Education/Experience:- 5+ years implementing enterprise monitoring/observability for cloud or hybrid environments, including mission-critical applications.
- Demonstrable expertise with at least one tool in each category (or equivalent), including production deployments, advanced configuration, and operational use:
- Application Performance Monitoring (APM): AppDynamics, Dynatrace, or New Relic.
- Experience instrumenting services for business transaction tracing, code-level diagnostics, service maps, and anomaly detection.
- Ability to design APM dashboards and create alert policies with appropriate thresholds and baselines.
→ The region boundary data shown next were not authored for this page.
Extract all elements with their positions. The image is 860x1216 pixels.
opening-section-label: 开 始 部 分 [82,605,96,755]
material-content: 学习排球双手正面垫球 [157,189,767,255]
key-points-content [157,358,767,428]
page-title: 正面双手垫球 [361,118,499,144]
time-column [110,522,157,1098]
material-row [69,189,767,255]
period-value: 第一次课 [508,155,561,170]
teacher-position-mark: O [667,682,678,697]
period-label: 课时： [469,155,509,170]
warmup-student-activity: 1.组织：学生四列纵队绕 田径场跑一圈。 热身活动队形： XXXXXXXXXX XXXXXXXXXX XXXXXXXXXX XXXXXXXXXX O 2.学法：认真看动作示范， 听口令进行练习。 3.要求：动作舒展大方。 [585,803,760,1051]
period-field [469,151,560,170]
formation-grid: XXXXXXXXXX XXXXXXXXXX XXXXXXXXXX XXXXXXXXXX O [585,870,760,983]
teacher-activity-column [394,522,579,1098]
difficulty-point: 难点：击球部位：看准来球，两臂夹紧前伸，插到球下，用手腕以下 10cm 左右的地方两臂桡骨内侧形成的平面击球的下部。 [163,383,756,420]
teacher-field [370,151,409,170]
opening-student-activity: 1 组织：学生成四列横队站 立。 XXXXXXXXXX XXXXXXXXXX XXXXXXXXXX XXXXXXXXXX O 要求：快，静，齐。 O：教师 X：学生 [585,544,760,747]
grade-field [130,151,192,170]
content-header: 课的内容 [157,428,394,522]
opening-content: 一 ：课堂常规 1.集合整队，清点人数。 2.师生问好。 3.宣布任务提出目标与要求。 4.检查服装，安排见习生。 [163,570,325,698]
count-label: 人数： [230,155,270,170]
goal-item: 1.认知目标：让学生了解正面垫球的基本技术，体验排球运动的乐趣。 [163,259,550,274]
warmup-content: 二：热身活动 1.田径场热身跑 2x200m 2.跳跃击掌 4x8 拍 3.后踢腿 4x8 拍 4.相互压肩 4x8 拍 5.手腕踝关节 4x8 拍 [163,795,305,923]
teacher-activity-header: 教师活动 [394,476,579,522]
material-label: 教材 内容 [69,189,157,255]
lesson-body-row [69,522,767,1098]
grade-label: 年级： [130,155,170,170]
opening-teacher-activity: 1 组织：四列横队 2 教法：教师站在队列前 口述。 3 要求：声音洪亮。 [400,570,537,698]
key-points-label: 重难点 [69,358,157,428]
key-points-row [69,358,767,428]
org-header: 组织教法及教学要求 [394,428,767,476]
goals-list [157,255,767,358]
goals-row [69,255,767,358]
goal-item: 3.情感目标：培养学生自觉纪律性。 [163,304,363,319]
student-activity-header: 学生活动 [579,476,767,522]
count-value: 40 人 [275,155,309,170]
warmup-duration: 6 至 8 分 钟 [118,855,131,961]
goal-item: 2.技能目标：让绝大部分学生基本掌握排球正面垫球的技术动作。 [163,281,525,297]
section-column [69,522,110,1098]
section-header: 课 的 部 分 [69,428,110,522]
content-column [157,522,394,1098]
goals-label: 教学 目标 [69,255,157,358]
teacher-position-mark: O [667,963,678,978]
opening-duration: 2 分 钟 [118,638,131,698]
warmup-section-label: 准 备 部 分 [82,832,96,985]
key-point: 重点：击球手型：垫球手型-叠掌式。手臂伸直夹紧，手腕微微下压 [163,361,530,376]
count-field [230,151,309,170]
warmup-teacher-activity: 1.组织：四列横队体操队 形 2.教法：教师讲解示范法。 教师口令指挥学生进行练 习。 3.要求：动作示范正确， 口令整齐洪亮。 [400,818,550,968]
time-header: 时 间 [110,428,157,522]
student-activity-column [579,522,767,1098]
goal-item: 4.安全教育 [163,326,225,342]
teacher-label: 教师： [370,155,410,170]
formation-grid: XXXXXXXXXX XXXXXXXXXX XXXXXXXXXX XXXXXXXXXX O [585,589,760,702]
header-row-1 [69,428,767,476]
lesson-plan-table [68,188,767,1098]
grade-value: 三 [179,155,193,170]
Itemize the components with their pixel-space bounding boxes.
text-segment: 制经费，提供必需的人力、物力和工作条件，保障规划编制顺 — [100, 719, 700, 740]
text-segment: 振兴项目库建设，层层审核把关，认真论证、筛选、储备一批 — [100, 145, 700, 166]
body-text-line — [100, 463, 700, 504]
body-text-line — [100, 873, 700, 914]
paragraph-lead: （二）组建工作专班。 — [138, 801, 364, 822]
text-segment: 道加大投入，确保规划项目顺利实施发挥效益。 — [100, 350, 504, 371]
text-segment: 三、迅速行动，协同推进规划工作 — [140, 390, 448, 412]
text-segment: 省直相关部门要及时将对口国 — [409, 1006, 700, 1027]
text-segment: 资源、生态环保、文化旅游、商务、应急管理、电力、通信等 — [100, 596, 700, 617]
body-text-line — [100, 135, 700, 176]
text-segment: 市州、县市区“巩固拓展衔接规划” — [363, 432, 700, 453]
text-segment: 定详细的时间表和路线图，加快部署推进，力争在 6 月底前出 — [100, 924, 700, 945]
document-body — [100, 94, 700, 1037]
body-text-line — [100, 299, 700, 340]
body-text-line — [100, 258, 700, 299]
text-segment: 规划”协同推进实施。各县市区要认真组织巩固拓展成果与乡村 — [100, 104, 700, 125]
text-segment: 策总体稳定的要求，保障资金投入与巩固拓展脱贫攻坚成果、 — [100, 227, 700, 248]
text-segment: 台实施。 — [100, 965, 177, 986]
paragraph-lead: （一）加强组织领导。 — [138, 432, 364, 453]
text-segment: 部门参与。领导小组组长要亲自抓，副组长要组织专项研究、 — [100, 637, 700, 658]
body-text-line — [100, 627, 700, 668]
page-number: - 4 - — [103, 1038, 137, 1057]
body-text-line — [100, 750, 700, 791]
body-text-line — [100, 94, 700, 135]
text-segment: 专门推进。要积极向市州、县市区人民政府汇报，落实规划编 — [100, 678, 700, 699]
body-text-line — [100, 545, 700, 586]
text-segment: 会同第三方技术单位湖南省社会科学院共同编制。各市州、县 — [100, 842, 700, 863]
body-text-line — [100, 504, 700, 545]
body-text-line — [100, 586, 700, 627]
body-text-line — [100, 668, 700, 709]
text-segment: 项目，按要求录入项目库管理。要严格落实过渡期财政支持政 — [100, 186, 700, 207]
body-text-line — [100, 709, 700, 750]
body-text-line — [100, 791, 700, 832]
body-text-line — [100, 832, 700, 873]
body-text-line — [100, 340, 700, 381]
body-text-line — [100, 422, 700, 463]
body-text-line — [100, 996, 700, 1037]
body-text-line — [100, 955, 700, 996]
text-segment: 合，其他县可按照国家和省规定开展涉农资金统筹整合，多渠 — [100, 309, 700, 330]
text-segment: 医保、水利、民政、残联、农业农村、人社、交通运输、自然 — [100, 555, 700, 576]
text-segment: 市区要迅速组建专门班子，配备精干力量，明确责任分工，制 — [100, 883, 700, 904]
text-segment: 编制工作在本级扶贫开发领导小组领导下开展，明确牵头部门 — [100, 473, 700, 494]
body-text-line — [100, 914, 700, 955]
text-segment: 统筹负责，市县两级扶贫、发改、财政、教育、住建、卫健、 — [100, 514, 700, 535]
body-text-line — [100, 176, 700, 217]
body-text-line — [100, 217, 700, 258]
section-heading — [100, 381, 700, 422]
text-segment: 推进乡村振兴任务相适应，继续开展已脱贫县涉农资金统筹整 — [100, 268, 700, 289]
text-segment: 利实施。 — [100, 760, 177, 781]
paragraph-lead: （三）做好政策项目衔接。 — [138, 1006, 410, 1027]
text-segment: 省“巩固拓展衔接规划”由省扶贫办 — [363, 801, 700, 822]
- Network Performance Monitoring (NPM) / Digital Experience Monitoring (DEM): Thousand Eyes, NetScout, or Kentik.
- Experience with synthetic tests, path visualization, packet-level analysis, and internet/WAN performance monitoring.
- Ability to configure endpoint agents, BGP/DNS tests, and multi-hop path monitoring for user experience correlation.
- Infrastructure Monitoring and Event Management: SolarWinds, Microsoft SCOM, Datadog, or Prometheus/Grafan.
- Experience monitoring servers, containers, network devices, and cloud services; creating availability and capacity dashboards.
- Proficiency with alert routing, de-duplication, and event correlation.
- Strong Azure monitoring experience: Azure Monitor, Log Analytics (KQL), Application Insights, and integration with third-party tools.
- Solid understanding of distributed tracing, metrics, and log aggregation; familiarity with Open Telemetry concepts and data pipelines.
- Scripting/automation skills (PowerShell, Python, or Bash) to automate monitoring configuration, agent deployment, test creation, and reporting.
- Networking fundamentals (DNS, BGP, HTTP, TLS, TCP/IP), CDN concepts, and WAN performance monitoring; ability to correlate app and network telemetry.
- Experience supporting incident response and performance troubleshooting across applications, infrastructure, and network layers.
- Excellent documentation and communication skills; collaborative mindset with engineering, operations, and security stakeholders.
Preferred:- Background in regulated environments (financial services, government, healthcare) with compliance-aware monitoring design.
- Experience with log aggregation and SIEM/SOAR platforms (e.g., Splunk, Elastic) and integration with APM/NPM tools.
- Integration experience with ITSM platforms (e.g., ServiceNow) for incident, change, and problem management workflows.
- Familiarity with infrastructure-as-code (ARM/Bicep/Terraform) and embedding observability into IaC patterns; experience with CI/CD integration.
- Exposure to SRE practices (SLIs/SLOs, error budgets, reliability reviews) and capacity/performance planning.
- Ability to code in one or more of the following languages for instrumentation, custom telemetry, SDK integration, and tooling automation:
- Java: Implementing Open Telemetry SDKs/agents, custom instrumentation, and APM tagging; building synthetic test harnesses.
- .NET (C#): Instrumenting ASP.NET services, configuring APM auto-instrumentation, writing custom exporters and health probes.
- Python: Building automation scripts, collectors/exporters, synthetic tests, and integrating with monitoring APIs and SDKs.